Dia menekankan hal tersebut saat audiensi terbatas dengan jajaran Unesa di Kantor Kementerian Pertanian, Jakarta. Pada audiensi itu, Mentan menantang Unesa untuk menghasilkan benih kedelai unggul berproduktivitas tinggi dalam mendukung percepatan swasembada kedelai nasional.
Dengan kolaborasi riset bersama Unesa, Kementan menargetkan lahirnya varietas kedelai yang mampu menghasilkan 5-6 ton per hektare sehingga dapat mengurangi ketergantungan Indonesia terhadap impor kedelai.
Amran menegaskan, pemerintah siap mendukung penuh pengembangan benih unggul yang dihasilkan perguruan tinggi. Bahkan, apabila hasil penelitian mampu menghasilkan varietas dengan produktivitas tinggi dan terbukti di lapangan, Kementerian Pertanian siap memfasilitasi pengembangannya secara lebih luas.
"Kalau benihnya bagus dan hasilnya terbukti, kita akan dorong untuk dikembangkan secara nasional. Yang kita cari sekarang adalah inovasi yang mampu meningkatkan produktivitas petani," ujar Amran.
Mentan juga menekankan kolaborasi antara pemerintah, perguruan tinggi, dan berbagai pemangku kepentingan menjadi strategi utama untuk mengurangi ketergantungan Indonesia terhadap impor kedelai.
Sementara itu, Wakil Rektor IV Universitas Negeri Surabaya, Dwi Cahyo Kartiko menyatakan, Unesa siap mengembangkan benih kedelai unggul dengan produktivitas mencapai 5-6 ton per hektare guna mendukung swasembada nasional.

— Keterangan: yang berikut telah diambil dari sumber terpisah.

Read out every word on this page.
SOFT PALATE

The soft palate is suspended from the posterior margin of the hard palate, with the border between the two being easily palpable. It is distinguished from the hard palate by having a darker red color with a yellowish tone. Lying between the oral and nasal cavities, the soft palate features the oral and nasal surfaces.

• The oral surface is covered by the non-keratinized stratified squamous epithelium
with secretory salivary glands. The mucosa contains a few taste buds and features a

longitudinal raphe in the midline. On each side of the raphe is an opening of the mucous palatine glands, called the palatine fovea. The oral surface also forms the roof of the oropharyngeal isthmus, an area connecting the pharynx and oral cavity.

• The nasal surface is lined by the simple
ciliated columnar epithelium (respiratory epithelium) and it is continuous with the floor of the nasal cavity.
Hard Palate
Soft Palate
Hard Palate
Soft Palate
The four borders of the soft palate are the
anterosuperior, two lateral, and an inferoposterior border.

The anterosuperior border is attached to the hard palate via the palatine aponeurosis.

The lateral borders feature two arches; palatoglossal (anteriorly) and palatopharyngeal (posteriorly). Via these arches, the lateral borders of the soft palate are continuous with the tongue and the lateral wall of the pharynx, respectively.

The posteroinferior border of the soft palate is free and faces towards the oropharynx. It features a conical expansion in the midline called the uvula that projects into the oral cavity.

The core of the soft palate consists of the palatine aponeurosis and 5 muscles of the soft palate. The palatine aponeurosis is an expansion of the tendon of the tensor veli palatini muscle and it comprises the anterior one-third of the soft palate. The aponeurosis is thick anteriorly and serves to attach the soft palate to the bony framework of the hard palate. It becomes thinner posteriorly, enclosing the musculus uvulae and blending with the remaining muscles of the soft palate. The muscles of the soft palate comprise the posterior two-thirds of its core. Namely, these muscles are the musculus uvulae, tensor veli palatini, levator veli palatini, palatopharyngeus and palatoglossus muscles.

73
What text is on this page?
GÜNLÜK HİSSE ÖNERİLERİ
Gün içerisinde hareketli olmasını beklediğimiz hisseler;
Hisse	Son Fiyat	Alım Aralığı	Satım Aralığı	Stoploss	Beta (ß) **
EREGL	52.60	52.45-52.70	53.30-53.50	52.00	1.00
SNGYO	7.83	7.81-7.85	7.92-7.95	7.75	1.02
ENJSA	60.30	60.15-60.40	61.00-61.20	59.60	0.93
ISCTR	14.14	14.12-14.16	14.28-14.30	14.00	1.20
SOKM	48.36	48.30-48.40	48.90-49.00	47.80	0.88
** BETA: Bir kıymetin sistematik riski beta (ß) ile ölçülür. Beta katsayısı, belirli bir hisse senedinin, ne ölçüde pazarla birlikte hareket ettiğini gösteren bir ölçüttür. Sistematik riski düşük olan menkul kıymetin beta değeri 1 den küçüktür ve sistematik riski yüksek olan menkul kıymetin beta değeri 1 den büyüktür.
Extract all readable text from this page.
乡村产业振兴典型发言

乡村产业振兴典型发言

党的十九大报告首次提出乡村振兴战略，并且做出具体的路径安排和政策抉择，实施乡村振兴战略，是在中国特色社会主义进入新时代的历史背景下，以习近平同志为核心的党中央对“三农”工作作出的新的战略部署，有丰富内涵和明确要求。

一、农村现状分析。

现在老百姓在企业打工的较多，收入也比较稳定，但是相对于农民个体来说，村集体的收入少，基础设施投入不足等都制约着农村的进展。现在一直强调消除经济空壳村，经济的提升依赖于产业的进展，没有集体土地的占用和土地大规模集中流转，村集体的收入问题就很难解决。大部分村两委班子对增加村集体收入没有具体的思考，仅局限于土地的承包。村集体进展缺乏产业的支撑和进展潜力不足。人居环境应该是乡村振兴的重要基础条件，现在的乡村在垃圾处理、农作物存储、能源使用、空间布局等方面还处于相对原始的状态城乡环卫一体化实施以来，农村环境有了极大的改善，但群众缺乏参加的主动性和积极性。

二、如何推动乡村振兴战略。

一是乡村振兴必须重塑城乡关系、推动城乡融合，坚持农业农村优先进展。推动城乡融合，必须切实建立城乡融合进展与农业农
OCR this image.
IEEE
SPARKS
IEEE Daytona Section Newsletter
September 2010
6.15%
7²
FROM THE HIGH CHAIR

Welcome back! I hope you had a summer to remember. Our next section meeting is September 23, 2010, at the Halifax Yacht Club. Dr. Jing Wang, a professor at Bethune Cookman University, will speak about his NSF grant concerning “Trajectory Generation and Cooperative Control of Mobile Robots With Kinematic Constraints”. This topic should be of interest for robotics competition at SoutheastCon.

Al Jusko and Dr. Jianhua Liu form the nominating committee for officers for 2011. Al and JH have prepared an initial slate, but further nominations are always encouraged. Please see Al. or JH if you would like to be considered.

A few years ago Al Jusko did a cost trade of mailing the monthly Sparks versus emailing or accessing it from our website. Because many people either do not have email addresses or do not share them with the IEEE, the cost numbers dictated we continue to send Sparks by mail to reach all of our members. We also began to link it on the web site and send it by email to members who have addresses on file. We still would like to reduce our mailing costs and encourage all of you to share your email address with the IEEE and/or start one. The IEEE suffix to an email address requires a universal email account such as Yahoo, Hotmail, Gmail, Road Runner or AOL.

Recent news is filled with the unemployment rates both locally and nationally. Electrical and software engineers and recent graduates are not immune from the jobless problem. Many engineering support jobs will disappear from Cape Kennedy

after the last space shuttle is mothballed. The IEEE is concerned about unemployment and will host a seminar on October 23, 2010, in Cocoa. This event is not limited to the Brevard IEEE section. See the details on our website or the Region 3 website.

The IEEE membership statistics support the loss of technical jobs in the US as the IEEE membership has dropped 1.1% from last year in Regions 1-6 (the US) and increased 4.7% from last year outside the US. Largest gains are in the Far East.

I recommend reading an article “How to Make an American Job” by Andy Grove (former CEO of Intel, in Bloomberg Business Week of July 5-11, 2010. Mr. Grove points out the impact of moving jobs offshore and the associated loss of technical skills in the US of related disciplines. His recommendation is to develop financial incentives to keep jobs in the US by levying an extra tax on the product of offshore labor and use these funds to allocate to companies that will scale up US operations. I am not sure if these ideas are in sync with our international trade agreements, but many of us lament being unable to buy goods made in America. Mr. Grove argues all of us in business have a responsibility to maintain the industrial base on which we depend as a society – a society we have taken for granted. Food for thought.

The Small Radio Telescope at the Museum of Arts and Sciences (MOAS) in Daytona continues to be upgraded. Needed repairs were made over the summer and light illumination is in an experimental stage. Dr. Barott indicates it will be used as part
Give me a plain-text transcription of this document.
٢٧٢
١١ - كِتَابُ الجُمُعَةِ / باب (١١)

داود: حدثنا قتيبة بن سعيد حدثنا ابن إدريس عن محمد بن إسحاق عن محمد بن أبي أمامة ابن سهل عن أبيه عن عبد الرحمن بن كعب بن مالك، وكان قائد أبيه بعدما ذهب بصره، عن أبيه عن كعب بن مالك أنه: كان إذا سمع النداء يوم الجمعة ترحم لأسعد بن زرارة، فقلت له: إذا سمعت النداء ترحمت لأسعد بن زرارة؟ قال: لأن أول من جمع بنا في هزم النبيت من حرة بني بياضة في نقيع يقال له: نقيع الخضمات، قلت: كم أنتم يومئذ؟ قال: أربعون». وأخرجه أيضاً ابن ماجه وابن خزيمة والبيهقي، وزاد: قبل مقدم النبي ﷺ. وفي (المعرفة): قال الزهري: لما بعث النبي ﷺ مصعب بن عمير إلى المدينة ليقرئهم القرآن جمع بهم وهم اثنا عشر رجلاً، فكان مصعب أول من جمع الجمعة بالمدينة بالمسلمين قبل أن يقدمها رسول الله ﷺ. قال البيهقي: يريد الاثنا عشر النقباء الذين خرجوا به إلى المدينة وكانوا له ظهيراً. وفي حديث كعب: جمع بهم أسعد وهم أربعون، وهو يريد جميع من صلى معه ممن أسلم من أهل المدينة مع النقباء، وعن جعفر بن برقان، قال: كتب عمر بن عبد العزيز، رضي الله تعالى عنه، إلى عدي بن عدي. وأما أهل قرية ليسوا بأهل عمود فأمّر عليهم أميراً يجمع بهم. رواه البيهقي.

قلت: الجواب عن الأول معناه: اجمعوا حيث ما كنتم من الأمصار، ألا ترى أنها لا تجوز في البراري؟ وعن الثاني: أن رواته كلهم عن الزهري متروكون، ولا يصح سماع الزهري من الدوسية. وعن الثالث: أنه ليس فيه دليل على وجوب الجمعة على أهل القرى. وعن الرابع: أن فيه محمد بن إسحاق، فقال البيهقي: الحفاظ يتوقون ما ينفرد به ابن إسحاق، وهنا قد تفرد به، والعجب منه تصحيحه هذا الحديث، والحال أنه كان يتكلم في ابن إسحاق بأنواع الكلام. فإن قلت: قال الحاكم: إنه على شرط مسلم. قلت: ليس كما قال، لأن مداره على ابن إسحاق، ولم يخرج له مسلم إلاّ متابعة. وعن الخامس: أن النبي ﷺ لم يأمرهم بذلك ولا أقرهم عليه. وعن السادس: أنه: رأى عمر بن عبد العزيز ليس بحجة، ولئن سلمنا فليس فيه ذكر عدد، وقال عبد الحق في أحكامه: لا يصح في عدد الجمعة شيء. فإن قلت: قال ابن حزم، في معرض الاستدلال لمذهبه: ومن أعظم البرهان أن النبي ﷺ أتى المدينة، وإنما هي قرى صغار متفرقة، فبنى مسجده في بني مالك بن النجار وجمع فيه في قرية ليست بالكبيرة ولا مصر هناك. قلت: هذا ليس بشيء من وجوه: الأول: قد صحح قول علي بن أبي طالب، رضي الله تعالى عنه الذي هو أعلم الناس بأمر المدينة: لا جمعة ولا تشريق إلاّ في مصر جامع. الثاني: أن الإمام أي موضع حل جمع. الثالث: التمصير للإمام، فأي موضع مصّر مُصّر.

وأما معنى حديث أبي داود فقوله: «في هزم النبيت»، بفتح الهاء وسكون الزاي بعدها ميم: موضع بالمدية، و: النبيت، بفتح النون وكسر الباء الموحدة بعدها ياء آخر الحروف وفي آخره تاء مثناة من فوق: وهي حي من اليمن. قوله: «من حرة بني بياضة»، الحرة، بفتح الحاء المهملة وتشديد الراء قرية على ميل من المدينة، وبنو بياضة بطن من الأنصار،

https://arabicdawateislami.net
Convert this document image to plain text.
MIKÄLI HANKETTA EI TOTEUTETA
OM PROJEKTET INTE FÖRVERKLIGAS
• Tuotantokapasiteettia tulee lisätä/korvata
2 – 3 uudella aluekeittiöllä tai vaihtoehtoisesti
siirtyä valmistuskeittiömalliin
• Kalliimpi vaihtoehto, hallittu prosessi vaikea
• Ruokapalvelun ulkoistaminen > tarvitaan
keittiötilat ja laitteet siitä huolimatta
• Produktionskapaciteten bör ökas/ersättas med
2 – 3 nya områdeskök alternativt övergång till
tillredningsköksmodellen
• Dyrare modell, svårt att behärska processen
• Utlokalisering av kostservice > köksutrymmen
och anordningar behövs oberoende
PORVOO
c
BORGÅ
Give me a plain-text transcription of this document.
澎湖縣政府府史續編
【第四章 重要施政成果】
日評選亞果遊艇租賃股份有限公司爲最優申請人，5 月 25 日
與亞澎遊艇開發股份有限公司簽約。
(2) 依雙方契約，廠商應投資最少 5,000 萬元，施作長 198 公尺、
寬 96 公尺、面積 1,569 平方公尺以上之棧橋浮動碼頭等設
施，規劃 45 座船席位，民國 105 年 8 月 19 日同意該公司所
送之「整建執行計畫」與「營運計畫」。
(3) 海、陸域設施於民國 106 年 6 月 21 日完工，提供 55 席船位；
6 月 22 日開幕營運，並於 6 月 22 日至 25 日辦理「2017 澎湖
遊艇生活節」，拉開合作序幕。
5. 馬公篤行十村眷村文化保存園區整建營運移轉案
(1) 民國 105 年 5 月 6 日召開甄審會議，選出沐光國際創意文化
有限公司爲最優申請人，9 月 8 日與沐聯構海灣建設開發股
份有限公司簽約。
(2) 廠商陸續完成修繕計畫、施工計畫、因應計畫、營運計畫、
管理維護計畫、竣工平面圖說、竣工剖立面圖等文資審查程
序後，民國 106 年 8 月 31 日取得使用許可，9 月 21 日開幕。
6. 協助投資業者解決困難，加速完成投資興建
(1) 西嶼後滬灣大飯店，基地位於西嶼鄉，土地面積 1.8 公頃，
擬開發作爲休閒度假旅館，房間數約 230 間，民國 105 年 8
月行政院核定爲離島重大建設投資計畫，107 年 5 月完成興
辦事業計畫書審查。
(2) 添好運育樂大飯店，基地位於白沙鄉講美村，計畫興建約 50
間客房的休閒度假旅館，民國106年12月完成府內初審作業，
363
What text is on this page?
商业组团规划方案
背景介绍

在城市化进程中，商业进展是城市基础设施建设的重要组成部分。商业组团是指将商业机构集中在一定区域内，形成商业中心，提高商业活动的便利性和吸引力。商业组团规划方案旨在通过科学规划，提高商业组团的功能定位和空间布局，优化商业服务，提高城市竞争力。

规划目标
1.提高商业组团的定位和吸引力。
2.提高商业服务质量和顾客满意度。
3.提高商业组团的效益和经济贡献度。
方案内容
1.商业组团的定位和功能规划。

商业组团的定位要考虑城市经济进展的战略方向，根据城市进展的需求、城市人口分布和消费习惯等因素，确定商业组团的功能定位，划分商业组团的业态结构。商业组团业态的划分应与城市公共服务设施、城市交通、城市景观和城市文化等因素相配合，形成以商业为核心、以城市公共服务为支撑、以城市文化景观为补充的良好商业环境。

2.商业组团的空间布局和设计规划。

Unesa juga menyatakan kesiapan mengawal implementasi benih unggul tersebut apabila hasil penelitian terbukti berhasil sehingga dapat dimanfaatkan secara luas oleh petani di berbagai daerah.
"Kami menyampaikan kepada Pak Menteri apabila benih unggul itu berhasil dikembangkan, kami siap mengawal implementasinya," ujarnya.